Andrew Dalke dalke@acm.org
Fri, 15 Sep 2000 23:08:20 -0600


Zhao, David [PRI] <DZhao1@prius.jnj.com> said:
> It seems that nobody has had the same problem, or you guy think
> this is just not significant enough to be answered.

Actually, there could be several other reasons.  For example, almost
the only time I get HTML formatted mail is from junk/spam mail, so
I have an almost instinctual urge to delete those mails when I see
them.  Since your message in no way needed the extra abilities of
HTML, you should have used ASCII instead.

Second, it was hard to figure out what the problem was, if just
given your description.  A more helpful report might have been

] Hi there,
]   It seems the HTML module doesn't recognize the genbank format in
] the summary table.  The lines look like:
]
] dbj|AU027194.1|AU027194 Rattus norvegicus, OTSUKA clone, OT17.21...    52
4e-06
]
] When I replace the ".1" in "AU027194.1" with "AU027194" it works.
] Here's the full table:
] ...

It isn't much harder to write than your original email, but it is much
easier for someone else to understand.

It would also be helpful to know what "doesn't recognize" means.  Does
it stop with an error?  Is the line just ignored?  Is the rest of the
input file ignored?

The better a bug report is, the more likely it will be answered.  But
it takes effort and practice to learn how to write a good report.

Third, given that it's been over 24 hours, you could have messed around
with the code yourself.  A good bug report can almost guide you to where to
look in the code.

In this case, that's the code for parsing the summary table, most likely
related to parsing genbank lines.  From a quick perusal, the problem would
likely be in the section:

## REGEXPS FOR SUMMARY TABLE LINES AT TOP OF REPORT (a.k.a. 'descriptions')
## (table of sequence id, description, score, P/Expect value, n)
##
## Not using bold face to highlight the sequence id's since this can throw
off
## off formatting of the line when the IDs are different lengths.

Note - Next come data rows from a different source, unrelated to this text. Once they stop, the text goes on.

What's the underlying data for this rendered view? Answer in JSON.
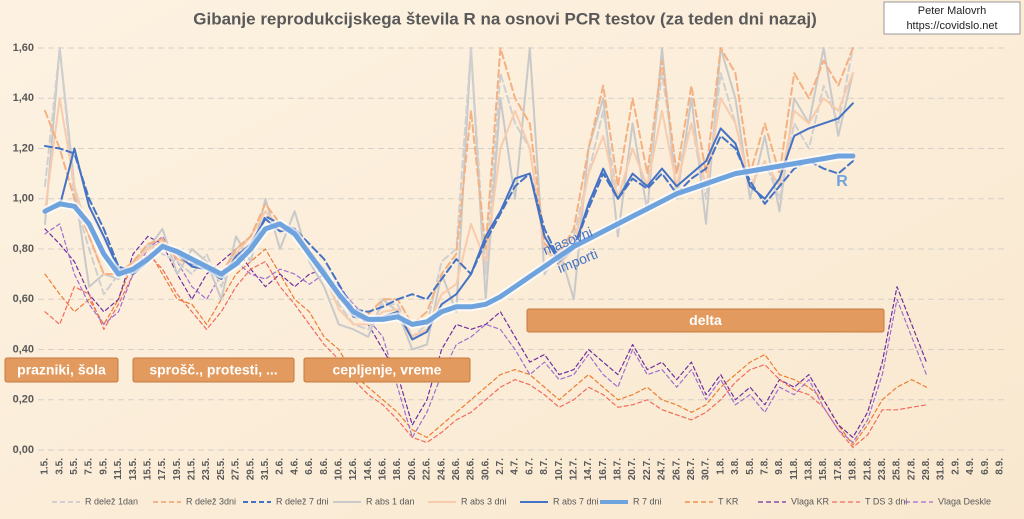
{
  "chart_data": {
    "type": "line",
    "title": "Gibanje reprodukcijskega števila R na osnovi PCR testov (za teden dni nazaj)",
    "author": "Peter Malovrh",
    "url": "https://covidslo.net",
    "categories": [
      "1.5.",
      "3.5.",
      "5.5.",
      "7.5.",
      "9.5.",
      "11.5.",
      "13.5.",
      "15.5.",
      "17.5.",
      "19.5.",
      "21.5.",
      "23.5.",
      "25.5.",
      "27.5.",
      "29.5.",
      "31.5.",
      "2.6.",
      "4.6.",
      "6.6.",
      "8.6.",
      "10.6.",
      "12.6.",
      "14.6.",
      "16.6.",
      "18.6.",
      "20.6.",
      "22.6.",
      "24.6.",
      "26.6.",
      "28.6.",
      "30.6.",
      "2.7.",
      "4.7.",
      "6.7.",
      "8.7.",
      "10.7.",
      "12.7.",
      "14.7.",
      "16.7.",
      "18.7.",
      "20.7.",
      "22.7.",
      "24.7.",
      "26.7.",
      "28.7.",
      "30.7.",
      "1.8.",
      "3.8.",
      "5.8.",
      "7.8.",
      "9.8.",
      "11.8.",
      "13.8.",
      "15.8.",
      "17.8.",
      "19.8.",
      "21.8.",
      "23.8.",
      "25.8.",
      "27.8.",
      "29.8.",
      "31.8.",
      "2.9.",
      "4.9.",
      "6.9.",
      "8.9."
    ],
    "ylim": [
      0,
      1.6
    ],
    "yticks": [
      {
        "value": 0,
        "label": "0,00"
      },
      {
        "value": 0.2,
        "label": "0,20"
      },
      {
        "value": 0.4,
        "label": "0,40"
      },
      {
        "value": 0.6,
        "label": "0,60"
      },
      {
        "value": 0.8,
        "label": "0,80"
      },
      {
        "value": 1.0,
        "label": "1,00"
      },
      {
        "value": 1.2,
        "label": "1,20"
      },
      {
        "value": 1.4,
        "label": "1,40"
      },
      {
        "value": 1.6,
        "label": "1,60"
      }
    ],
    "grid": true,
    "legend": "bottom",
    "series": [
      {
        "name": "R delež 1dan",
        "color": "#d0d0d0",
        "dashed": true,
        "values": [
          1.05,
          1.6,
          1.0,
          0.8,
          0.62,
          0.7,
          0.72,
          0.82,
          0.78,
          0.75,
          0.7,
          0.78,
          0.65,
          0.8,
          0.85,
          0.95,
          0.88,
          0.85,
          0.78,
          0.72,
          0.58,
          0.5,
          0.48,
          0.58,
          0.58,
          0.45,
          0.5,
          0.75,
          0.8,
          1.6,
          0.7,
          1.5,
          1.3,
          1.2,
          0.8,
          0.75,
          0.85,
          1.1,
          1.35,
          1.0,
          1.2,
          1.05,
          1.5,
          1.1,
          1.3,
          1.0,
          1.5,
          1.3,
          1.05,
          1.15,
          1.0,
          1.3,
          1.2,
          1.45,
          1.3,
          1.6,
          null,
          null,
          null,
          null,
          null,
          null,
          null,
          null,
          null,
          null
        ]
      },
      {
        "name": "R delež 3dni",
        "color": "#f4b183",
        "dashed": true,
        "values": [
          1.35,
          1.2,
          1.0,
          0.85,
          0.7,
          0.7,
          0.75,
          0.82,
          0.84,
          0.76,
          0.74,
          0.74,
          0.7,
          0.8,
          0.85,
          0.98,
          0.9,
          0.88,
          0.8,
          0.72,
          0.6,
          0.55,
          0.54,
          0.6,
          0.6,
          0.5,
          0.55,
          0.7,
          0.78,
          1.35,
          0.8,
          1.6,
          1.4,
          1.3,
          0.82,
          0.78,
          0.88,
          1.2,
          1.45,
          1.05,
          1.4,
          1.1,
          1.55,
          1.1,
          1.45,
          1.1,
          1.6,
          1.5,
          1.1,
          1.3,
          1.1,
          1.5,
          1.4,
          1.55,
          1.45,
          1.6,
          null,
          null,
          null,
          null,
          null,
          null,
          null,
          null,
          null,
          null
        ]
      },
      {
        "name": "R delež 7 dni",
        "color": "#4472c4",
        "dashed": true,
        "values": [
          1.21,
          1.2,
          1.18,
          1.0,
          0.88,
          0.73,
          0.71,
          0.76,
          0.82,
          0.79,
          0.74,
          0.73,
          0.7,
          0.76,
          0.8,
          0.93,
          0.9,
          0.88,
          0.82,
          0.76,
          0.66,
          0.56,
          0.55,
          0.57,
          0.6,
          0.62,
          0.6,
          0.68,
          0.76,
          0.7,
          0.83,
          0.94,
          1.05,
          1.1,
          0.88,
          0.76,
          0.8,
          0.96,
          1.1,
          1.0,
          1.08,
          1.04,
          1.1,
          1.02,
          1.08,
          1.12,
          1.25,
          1.2,
          1.07,
          0.98,
          1.05,
          1.12,
          1.15,
          1.12,
          1.1,
          1.15,
          null,
          null,
          null,
          null,
          null,
          null,
          null,
          null,
          null,
          null
        ]
      },
      {
        "name": "R abs 1 dan",
        "color": "#c9c9c9",
        "dashed": false,
        "values": [
          0.9,
          1.6,
          1.05,
          0.65,
          0.7,
          0.68,
          0.75,
          0.8,
          0.88,
          0.7,
          0.8,
          0.75,
          0.6,
          0.85,
          0.75,
          1.0,
          0.8,
          0.95,
          0.75,
          0.65,
          0.5,
          0.48,
          0.45,
          0.6,
          0.55,
          0.4,
          0.42,
          0.7,
          0.55,
          1.6,
          0.6,
          1.4,
          1.0,
          1.6,
          0.7,
          0.8,
          0.6,
          1.2,
          1.4,
          0.85,
          1.3,
          0.95,
          1.6,
          1.0,
          1.4,
          0.9,
          1.6,
          1.4,
          1.0,
          1.25,
          0.95,
          1.4,
          1.3,
          1.6,
          1.25,
          1.5,
          null,
          null,
          null,
          null,
          null,
          null,
          null,
          null,
          null,
          null
        ]
      },
      {
        "name": "R abs 3 dni",
        "color": "#f8cbad",
        "dashed": false,
        "values": [
          0.95,
          1.4,
          1.05,
          0.85,
          0.7,
          0.7,
          0.74,
          0.8,
          0.83,
          0.76,
          0.74,
          0.74,
          0.68,
          0.78,
          0.85,
          0.95,
          0.88,
          0.86,
          0.78,
          0.7,
          0.56,
          0.5,
          0.5,
          0.55,
          0.56,
          0.45,
          0.48,
          0.62,
          0.66,
          0.9,
          0.75,
          1.2,
          1.35,
          1.2,
          0.8,
          0.74,
          0.8,
          1.1,
          1.25,
          1.0,
          1.2,
          1.05,
          1.35,
          1.05,
          1.3,
          1.05,
          1.4,
          1.3,
          1.05,
          1.15,
          1.05,
          1.35,
          1.3,
          1.4,
          1.35,
          1.5,
          null,
          null,
          null,
          null,
          null,
          null,
          null,
          null,
          null,
          null
        ]
      },
      {
        "name": "R abs 7 dni",
        "color": "#4472c4",
        "dashed": false,
        "values": [
          0.95,
          0.97,
          1.2,
          0.97,
          0.85,
          0.72,
          0.7,
          0.75,
          0.82,
          0.78,
          0.73,
          0.72,
          0.68,
          0.77,
          0.82,
          0.92,
          0.87,
          0.88,
          0.78,
          0.72,
          0.62,
          0.53,
          0.52,
          0.53,
          0.55,
          0.44,
          0.47,
          0.58,
          0.62,
          0.7,
          0.85,
          0.95,
          1.08,
          1.1,
          0.85,
          0.75,
          0.8,
          0.98,
          1.12,
          1.0,
          1.1,
          1.05,
          1.12,
          1.05,
          1.1,
          1.15,
          1.28,
          1.22,
          1.05,
          1.0,
          1.08,
          1.25,
          1.28,
          1.3,
          1.32,
          1.38,
          null,
          null,
          null,
          null,
          null,
          null,
          null,
          null,
          null,
          null
        ]
      },
      {
        "name": "R 7 dni",
        "color": "#6fa3de",
        "dashed": false,
        "values": [
          0.95,
          0.98,
          0.97,
          0.9,
          0.78,
          0.7,
          0.72,
          0.76,
          0.81,
          0.79,
          0.76,
          0.73,
          0.7,
          0.74,
          0.8,
          0.88,
          0.9,
          0.86,
          0.78,
          0.7,
          0.62,
          0.55,
          0.52,
          0.52,
          0.53,
          0.5,
          0.51,
          0.55,
          0.57,
          0.57,
          0.58,
          0.61,
          0.65,
          0.69,
          0.73,
          0.77,
          0.81,
          0.84,
          0.87,
          0.9,
          0.93,
          0.96,
          0.99,
          1.02,
          1.04,
          1.06,
          1.08,
          1.1,
          1.11,
          1.12,
          1.13,
          1.14,
          1.15,
          1.16,
          1.17,
          1.17,
          null,
          null,
          null,
          null,
          null,
          null,
          null,
          null,
          null,
          null
        ]
      },
      {
        "name": "T KR",
        "color": "#ed7d31",
        "dashed": true,
        "values": [
          0.7,
          0.62,
          0.55,
          0.6,
          0.5,
          0.6,
          0.75,
          0.8,
          0.7,
          0.6,
          0.58,
          0.5,
          0.6,
          0.7,
          0.75,
          0.8,
          0.7,
          0.6,
          0.55,
          0.45,
          0.4,
          0.3,
          0.25,
          0.2,
          0.15,
          0.08,
          0.05,
          0.1,
          0.15,
          0.2,
          0.25,
          0.3,
          0.32,
          0.3,
          0.25,
          0.2,
          0.25,
          0.3,
          0.25,
          0.2,
          0.22,
          0.25,
          0.2,
          0.18,
          0.15,
          0.18,
          0.25,
          0.3,
          0.35,
          0.38,
          0.3,
          0.28,
          0.25,
          0.2,
          0.1,
          0.02,
          0.1,
          0.2,
          0.25,
          0.28,
          0.25,
          null,
          null,
          null,
          null,
          null
        ]
      },
      {
        "name": "Vlaga KR",
        "color": "#7030a0",
        "dashed": true,
        "values": [
          0.88,
          0.82,
          0.75,
          0.62,
          0.55,
          0.6,
          0.78,
          0.85,
          0.82,
          0.7,
          0.6,
          0.7,
          0.75,
          0.8,
          0.72,
          0.65,
          0.7,
          0.65,
          0.7,
          0.72,
          0.6,
          0.55,
          0.5,
          0.4,
          0.3,
          0.1,
          0.2,
          0.4,
          0.5,
          0.48,
          0.5,
          0.55,
          0.45,
          0.35,
          0.38,
          0.3,
          0.32,
          0.4,
          0.35,
          0.3,
          0.42,
          0.32,
          0.35,
          0.28,
          0.35,
          0.22,
          0.3,
          0.2,
          0.25,
          0.18,
          0.28,
          0.25,
          0.3,
          0.2,
          0.1,
          0.05,
          0.15,
          0.35,
          0.65,
          0.5,
          0.35,
          null,
          null,
          null,
          null,
          null
        ]
      },
      {
        "name": "T DS 3 dni",
        "color": "#f26b5b",
        "dashed": true,
        "values": [
          0.55,
          0.5,
          0.65,
          0.62,
          0.48,
          0.58,
          0.7,
          0.78,
          0.72,
          0.62,
          0.55,
          0.48,
          0.55,
          0.65,
          0.72,
          0.75,
          0.65,
          0.58,
          0.5,
          0.42,
          0.36,
          0.28,
          0.22,
          0.18,
          0.12,
          0.05,
          0.03,
          0.07,
          0.12,
          0.15,
          0.2,
          0.25,
          0.28,
          0.26,
          0.22,
          0.17,
          0.2,
          0.25,
          0.22,
          0.17,
          0.18,
          0.2,
          0.16,
          0.14,
          0.12,
          0.15,
          0.2,
          0.27,
          0.32,
          0.34,
          0.28,
          0.24,
          0.22,
          0.17,
          0.08,
          0.01,
          0.06,
          0.16,
          0.16,
          0.17,
          0.18,
          null,
          null,
          null,
          null,
          null
        ]
      },
      {
        "name": "Vlaga Deskle",
        "color": "#9e6fcf",
        "dashed": true,
        "values": [
          0.86,
          0.9,
          0.7,
          0.58,
          0.5,
          0.55,
          0.7,
          0.8,
          0.85,
          0.75,
          0.65,
          0.6,
          0.7,
          0.75,
          0.7,
          0.68,
          0.72,
          0.7,
          0.66,
          0.7,
          0.65,
          0.58,
          0.52,
          0.45,
          0.25,
          0.05,
          0.15,
          0.3,
          0.42,
          0.45,
          0.5,
          0.48,
          0.4,
          0.3,
          0.35,
          0.28,
          0.3,
          0.38,
          0.3,
          0.25,
          0.4,
          0.3,
          0.32,
          0.25,
          0.32,
          0.2,
          0.28,
          0.18,
          0.22,
          0.15,
          0.25,
          0.22,
          0.28,
          0.17,
          0.08,
          0.03,
          0.12,
          0.3,
          0.6,
          0.45,
          0.3,
          null,
          null,
          null,
          null,
          null
        ]
      }
    ],
    "annotations": [
      "prazniki, šola",
      "sprošč., protesti, ...",
      "cepljenje, vreme",
      "delta",
      "masovni",
      "importi",
      "R"
    ]
  }
}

This lead
to
## the scores and P/Expect values not lining up properly.

    ### NCBI-specific markups for description lines:

  # GenBank/EMBL, DDBJ hits (GenBank Format):
  s@^ ?(gb|emb|dbj)\|($Word)(\|$Word)?($Descrip)($Int +)($Signif)(.*)$@$1:<a
href=
"$DbUrl{'gb_n'}$2">$2$3</a>$4$5<A href="\#$2_A">$6</a>$7<a
name="$2_H"></a>@o;

It wasn't very hard to find this code.

If you look at the definition of "Word" you'll see it is defined as "[\w_.]"
so this pattern *should* match the data line you give.

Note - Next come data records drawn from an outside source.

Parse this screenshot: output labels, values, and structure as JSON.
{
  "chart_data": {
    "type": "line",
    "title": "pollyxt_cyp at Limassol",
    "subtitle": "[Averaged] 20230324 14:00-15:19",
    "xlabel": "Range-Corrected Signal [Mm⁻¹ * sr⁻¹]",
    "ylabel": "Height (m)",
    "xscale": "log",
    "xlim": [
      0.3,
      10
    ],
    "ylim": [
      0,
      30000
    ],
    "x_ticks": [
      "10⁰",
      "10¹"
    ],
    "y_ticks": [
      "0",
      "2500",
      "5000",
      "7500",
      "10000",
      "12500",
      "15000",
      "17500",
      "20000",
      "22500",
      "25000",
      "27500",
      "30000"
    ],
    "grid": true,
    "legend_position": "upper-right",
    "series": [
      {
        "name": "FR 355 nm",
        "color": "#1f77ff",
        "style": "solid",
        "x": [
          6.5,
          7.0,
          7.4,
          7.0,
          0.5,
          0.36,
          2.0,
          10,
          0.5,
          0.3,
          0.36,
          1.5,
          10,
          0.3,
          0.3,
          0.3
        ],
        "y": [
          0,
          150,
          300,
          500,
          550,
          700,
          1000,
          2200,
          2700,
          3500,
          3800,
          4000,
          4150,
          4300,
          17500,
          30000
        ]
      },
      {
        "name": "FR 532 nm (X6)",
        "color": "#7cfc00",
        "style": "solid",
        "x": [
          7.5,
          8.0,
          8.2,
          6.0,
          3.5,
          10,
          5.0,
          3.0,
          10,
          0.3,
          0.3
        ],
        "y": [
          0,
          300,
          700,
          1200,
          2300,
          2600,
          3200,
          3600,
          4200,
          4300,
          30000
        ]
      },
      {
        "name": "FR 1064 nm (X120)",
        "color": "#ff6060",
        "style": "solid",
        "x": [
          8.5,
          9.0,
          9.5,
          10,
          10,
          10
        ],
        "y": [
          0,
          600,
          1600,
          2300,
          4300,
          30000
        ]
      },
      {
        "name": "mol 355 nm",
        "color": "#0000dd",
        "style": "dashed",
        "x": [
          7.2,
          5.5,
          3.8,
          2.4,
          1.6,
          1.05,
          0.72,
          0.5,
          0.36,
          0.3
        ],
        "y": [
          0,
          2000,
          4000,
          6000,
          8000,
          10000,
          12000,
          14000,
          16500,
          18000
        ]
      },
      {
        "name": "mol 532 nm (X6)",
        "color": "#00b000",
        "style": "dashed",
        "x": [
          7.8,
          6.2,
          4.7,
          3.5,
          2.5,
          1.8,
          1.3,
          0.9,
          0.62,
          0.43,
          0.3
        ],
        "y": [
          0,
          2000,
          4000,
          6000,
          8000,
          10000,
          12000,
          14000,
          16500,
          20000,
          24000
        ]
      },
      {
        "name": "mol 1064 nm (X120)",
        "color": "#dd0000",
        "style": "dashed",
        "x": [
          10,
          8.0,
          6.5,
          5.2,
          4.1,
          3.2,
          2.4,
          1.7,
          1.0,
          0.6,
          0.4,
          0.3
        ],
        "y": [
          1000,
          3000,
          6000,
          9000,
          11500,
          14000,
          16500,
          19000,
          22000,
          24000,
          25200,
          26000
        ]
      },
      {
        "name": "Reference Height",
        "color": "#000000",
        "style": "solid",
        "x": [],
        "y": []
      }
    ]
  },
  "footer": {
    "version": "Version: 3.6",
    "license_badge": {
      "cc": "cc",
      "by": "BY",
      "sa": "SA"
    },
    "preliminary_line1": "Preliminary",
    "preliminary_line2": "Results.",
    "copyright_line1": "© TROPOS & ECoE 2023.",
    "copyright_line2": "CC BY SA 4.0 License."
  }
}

So in a followup email you could describe your hypothesis of the problem
and what you've done to track it down.


Fourth, given that the code is correct, you could check the CVS logs,
available even to anonymous external users, and see

revision 1.3.2.1
date: 2000/05/18 20:53:31;  author: sac;  state: Exp;  lines: +6 -4
- The $Word and $Acc strings now include '.' to accomodate accessions with
  version number. Word also allows '_'  to work with ref seq accessions.
- Silencing warnings during _markup_report.

Checking bioperl-0.6.1.tar.gz (with the file datestamp on the ftp site of
May 19, 2000, so the day after Steve's fix) you'll see that the code
contains the fix mentioned in the CVS log.

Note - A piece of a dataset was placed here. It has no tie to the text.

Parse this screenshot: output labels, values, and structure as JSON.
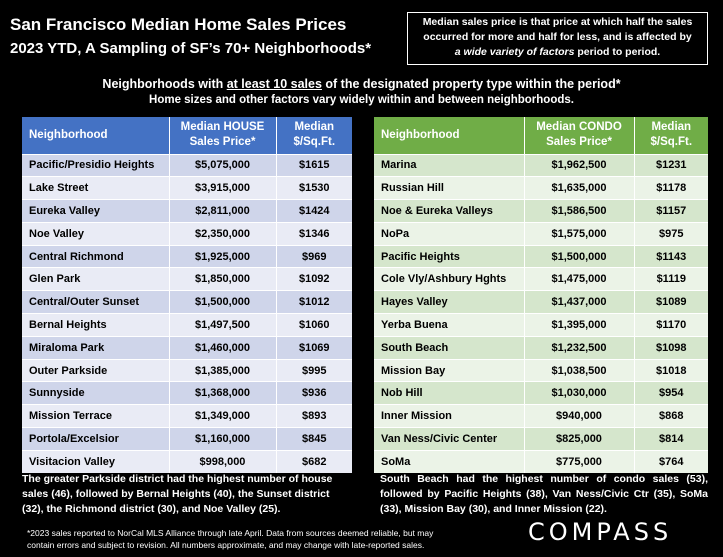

So the answer to your statement:
> It seems that nobody has had the same problem, or you guy think
> this is just not significant enough to be answered.

is that it has been seen, corrected, and distributed almost 4 months
ago, so nobody has the problem.  You need to update your distribution.
Also, I'll bet that only 2 or 3 people ever saw the bug before it was
fixed, so most of the people on the list really have not ever seen
the problem and could not answer your email without spending non-trivial
time digging through the back logs.

This also means that if you are submitting a bug report, you do need
to include the version number in which you found the problem.

                    Andrew Dalke
                    dalke@acm.org